- "We won't have a definitive solution this weekend," he said. Schaeuble said the plan would have to include a reduction in Greece's debt mountain. He repeated at the weekend that private bondholders would have to accept steeper voluntary write-downs on their Greek holdings than the 21 percent agreed last July.
- A lead negotiator for the banks said this could only happen if policymakers addressed the "full range" of sovereign debt issues in Europe. Charles Dallara of the Institute of International Finance (IIF) declined comment on reports that the private sector might have to take a 50 percent loss.
More likely, this was an extremely overbought market which had essentially jumped 13% in 7.25 sessions. The shorts were squeezed one last time in the closing moments Friday to take the S&P 500 to resistance at 1225 - which was not only the late August highs, but also the 100 day moving average. So we found a convenient excuse to sell 'em - blame the Germans..
Frankly I did not think it would be so 'clean' as running to 1225 and then reversing on a dime - appeared way too obvious to me, but this time obvious was the right choice. Now we are back in that little range between roughly 1190 (1188 when we broke through, 1191 currently) and 1225. We've only just given back a fraction of what was gained the previous two weeks, so nothing to worry about yet. If there is a close below 1185 in the coming days then we appear back to this multi month whip saw between roughly 1120 and 1220.

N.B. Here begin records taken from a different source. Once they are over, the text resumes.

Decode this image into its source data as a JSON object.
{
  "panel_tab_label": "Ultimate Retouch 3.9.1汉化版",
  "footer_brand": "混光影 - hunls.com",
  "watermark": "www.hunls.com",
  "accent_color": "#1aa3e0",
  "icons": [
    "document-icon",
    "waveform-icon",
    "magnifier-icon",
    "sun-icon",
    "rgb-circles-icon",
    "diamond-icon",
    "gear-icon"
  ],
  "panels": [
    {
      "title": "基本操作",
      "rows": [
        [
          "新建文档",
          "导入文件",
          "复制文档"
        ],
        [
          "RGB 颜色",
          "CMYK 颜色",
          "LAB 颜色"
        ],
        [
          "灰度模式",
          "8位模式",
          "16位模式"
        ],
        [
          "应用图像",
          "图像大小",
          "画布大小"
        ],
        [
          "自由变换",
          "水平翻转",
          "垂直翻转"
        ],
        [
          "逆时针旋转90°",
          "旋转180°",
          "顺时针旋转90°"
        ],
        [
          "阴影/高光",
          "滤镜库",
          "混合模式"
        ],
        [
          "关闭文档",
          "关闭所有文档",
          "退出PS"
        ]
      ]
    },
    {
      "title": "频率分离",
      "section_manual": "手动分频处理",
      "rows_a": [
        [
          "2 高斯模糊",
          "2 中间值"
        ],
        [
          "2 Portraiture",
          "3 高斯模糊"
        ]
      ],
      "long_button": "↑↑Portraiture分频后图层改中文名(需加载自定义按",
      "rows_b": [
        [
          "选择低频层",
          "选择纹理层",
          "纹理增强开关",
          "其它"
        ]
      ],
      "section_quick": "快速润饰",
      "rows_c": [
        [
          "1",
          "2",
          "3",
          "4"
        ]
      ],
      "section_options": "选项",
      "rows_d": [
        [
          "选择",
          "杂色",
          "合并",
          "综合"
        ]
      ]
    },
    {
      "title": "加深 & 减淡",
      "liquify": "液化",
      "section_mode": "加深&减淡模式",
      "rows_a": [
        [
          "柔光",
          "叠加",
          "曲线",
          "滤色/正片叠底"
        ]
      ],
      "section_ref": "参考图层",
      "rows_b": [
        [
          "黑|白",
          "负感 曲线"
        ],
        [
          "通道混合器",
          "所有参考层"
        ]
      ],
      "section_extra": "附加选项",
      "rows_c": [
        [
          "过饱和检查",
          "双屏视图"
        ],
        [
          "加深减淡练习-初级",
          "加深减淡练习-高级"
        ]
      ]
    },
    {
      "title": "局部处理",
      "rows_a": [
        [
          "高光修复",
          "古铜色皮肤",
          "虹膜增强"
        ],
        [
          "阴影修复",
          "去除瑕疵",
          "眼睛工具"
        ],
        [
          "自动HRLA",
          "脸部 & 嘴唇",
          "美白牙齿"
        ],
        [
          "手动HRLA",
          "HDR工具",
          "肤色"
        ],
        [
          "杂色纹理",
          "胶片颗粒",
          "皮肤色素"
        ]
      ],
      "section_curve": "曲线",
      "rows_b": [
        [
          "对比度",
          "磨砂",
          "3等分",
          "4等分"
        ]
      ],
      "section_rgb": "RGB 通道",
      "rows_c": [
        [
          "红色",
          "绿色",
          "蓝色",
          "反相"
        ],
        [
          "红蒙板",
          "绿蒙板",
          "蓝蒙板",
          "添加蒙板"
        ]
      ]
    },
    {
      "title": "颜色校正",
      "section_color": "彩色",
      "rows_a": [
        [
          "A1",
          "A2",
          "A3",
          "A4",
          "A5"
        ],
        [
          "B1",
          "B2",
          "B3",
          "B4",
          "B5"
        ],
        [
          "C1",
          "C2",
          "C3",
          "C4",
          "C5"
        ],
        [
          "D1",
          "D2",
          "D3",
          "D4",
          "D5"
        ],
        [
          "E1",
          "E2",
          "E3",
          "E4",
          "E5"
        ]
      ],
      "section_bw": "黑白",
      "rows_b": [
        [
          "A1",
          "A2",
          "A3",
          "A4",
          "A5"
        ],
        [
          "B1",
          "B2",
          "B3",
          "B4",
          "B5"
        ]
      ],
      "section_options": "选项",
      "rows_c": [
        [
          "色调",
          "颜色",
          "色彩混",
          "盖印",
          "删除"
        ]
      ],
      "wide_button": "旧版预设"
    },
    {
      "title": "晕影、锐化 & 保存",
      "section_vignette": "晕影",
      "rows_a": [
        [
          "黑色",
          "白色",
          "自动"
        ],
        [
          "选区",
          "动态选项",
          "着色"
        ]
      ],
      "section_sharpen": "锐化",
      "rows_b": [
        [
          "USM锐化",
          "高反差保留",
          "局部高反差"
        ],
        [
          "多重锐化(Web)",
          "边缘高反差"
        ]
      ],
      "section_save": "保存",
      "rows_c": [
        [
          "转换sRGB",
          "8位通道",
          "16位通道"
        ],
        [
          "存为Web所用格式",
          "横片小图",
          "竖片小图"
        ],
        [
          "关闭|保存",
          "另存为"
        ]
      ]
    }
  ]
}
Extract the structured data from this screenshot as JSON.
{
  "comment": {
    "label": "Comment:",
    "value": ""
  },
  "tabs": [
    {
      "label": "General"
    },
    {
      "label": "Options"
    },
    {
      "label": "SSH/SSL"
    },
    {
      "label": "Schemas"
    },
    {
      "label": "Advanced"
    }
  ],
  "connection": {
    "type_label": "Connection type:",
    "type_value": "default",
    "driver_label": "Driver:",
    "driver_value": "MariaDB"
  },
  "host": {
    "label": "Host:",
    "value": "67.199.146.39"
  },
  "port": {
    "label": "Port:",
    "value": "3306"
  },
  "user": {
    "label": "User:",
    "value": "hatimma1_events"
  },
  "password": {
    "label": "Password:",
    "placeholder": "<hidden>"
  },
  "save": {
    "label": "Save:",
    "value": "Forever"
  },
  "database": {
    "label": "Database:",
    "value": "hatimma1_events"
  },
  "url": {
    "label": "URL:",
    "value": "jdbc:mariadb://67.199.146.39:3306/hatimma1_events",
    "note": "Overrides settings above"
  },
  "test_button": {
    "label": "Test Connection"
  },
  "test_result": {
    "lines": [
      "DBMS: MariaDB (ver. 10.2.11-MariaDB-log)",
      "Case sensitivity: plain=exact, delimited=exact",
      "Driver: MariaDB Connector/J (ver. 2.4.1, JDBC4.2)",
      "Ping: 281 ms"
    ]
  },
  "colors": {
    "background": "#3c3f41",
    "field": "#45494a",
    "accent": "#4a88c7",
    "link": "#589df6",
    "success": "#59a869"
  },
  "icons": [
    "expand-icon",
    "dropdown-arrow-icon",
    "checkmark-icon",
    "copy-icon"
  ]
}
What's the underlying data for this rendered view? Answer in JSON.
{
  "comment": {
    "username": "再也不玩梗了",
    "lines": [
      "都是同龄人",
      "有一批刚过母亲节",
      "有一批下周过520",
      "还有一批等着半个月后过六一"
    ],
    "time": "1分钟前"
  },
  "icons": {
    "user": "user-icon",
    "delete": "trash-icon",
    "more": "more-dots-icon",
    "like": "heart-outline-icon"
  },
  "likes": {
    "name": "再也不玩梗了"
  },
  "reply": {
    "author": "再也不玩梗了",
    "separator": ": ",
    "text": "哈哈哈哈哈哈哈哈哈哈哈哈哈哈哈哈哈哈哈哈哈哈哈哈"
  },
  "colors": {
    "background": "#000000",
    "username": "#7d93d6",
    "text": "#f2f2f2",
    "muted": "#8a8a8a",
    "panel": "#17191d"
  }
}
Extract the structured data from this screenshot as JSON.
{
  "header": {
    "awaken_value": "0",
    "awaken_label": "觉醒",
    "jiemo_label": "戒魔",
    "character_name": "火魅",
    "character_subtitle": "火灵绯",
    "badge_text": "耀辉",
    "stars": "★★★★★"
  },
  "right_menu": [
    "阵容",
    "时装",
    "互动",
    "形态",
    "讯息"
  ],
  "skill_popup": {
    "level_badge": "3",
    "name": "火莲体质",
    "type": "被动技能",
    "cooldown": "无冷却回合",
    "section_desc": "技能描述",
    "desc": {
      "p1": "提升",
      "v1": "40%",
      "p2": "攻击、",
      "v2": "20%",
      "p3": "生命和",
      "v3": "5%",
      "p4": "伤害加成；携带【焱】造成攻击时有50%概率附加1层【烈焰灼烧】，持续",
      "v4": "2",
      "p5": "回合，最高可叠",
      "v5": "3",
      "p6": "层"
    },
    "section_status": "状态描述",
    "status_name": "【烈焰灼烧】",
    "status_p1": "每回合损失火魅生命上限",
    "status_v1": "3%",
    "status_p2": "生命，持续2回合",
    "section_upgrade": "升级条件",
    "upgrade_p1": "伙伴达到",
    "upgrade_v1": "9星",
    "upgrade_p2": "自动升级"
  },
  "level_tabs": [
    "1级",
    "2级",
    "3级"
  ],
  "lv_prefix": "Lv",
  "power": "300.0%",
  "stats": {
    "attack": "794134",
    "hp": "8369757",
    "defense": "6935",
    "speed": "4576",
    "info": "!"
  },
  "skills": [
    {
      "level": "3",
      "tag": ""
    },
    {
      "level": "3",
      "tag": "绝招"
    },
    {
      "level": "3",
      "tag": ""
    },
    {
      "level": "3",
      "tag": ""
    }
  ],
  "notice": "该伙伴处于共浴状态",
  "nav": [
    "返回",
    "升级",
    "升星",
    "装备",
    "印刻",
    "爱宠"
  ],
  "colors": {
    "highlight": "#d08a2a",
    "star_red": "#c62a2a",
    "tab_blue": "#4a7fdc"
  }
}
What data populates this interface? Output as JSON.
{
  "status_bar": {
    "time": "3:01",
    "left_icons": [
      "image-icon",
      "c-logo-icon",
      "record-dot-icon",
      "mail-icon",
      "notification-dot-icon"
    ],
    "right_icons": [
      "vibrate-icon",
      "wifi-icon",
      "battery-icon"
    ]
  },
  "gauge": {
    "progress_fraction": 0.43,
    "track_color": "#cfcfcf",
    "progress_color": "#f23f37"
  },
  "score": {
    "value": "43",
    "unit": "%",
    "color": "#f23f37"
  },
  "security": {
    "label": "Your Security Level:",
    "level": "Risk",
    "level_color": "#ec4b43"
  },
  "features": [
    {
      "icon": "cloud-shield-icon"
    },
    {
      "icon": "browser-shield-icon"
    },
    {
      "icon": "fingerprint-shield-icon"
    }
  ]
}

Big picture remains over 1240, more constructive, below 1120 more damaging - everything in between just a trader's world.
IBM after the bell will be a good report to watch - they have been hitting home runs constantly the past few years as they've become one of those global multinational powerhouses in which the majority of revenues now come from overseas. Will be curious what they have to say about the economy - engine maker Cummins finally admitted to slowdown after 2 months ago not seeing it.
- The US and much of Europe may already be in recession while demand is dropping sharply in emerging markets, the head of one of the US’s biggest manufacturers has warned.
- In an interview with the Financial Times, Tom Linebarger, who will take over as chief executive of Cummins, one of the world’s biggest engine-makers, in January, said he expected the next six to nine months to be a highly uncertain time for the global economy, “Europe could drive another global recession pretty easily,” he said. “Some of the countries in Europe are already in a second recession or will be shortly. That could get a lot worse.”
- “The US is much in the same spot,” Mr Linebarger added. “We’ll find out in three or four months if we’re already in recession but it wouldn’t surprise me to find out that the US is already in negative growth, once all the figures are adjusted, or we’re very close to that. I’m very concerned about that.
- “We’re seeing the effect in Europe on our business, though what worries me the most is the effect European problems will have on the rest of the world. The US is already weak. If Europe gets a bad cold, the US will get much sicker.”
- The Cummins chief said he was also worried about emerging markets, whose growth has boosted the manufacturer’s bottom line and is expected to make up an increasingly important part of its revenues in coming years. Three-fifths of the company’s revenues come from outside the US. “In China and India, their economies are doing well but inflation rates are high, so they’re cutting back on demand and raising interest rates to get inflation under control, which is hurting our markets,” he said. “All those things are near-term concerns of mine.”
- Mr Linebarger’s comments contrast with recent data that suggest that the US might avoid economic contraction this year, as well as with Cummins’ own projections for its growth in the next four years. Mr Linebarger explained that those targets were longer term, and that the company did not assume growth would be steady.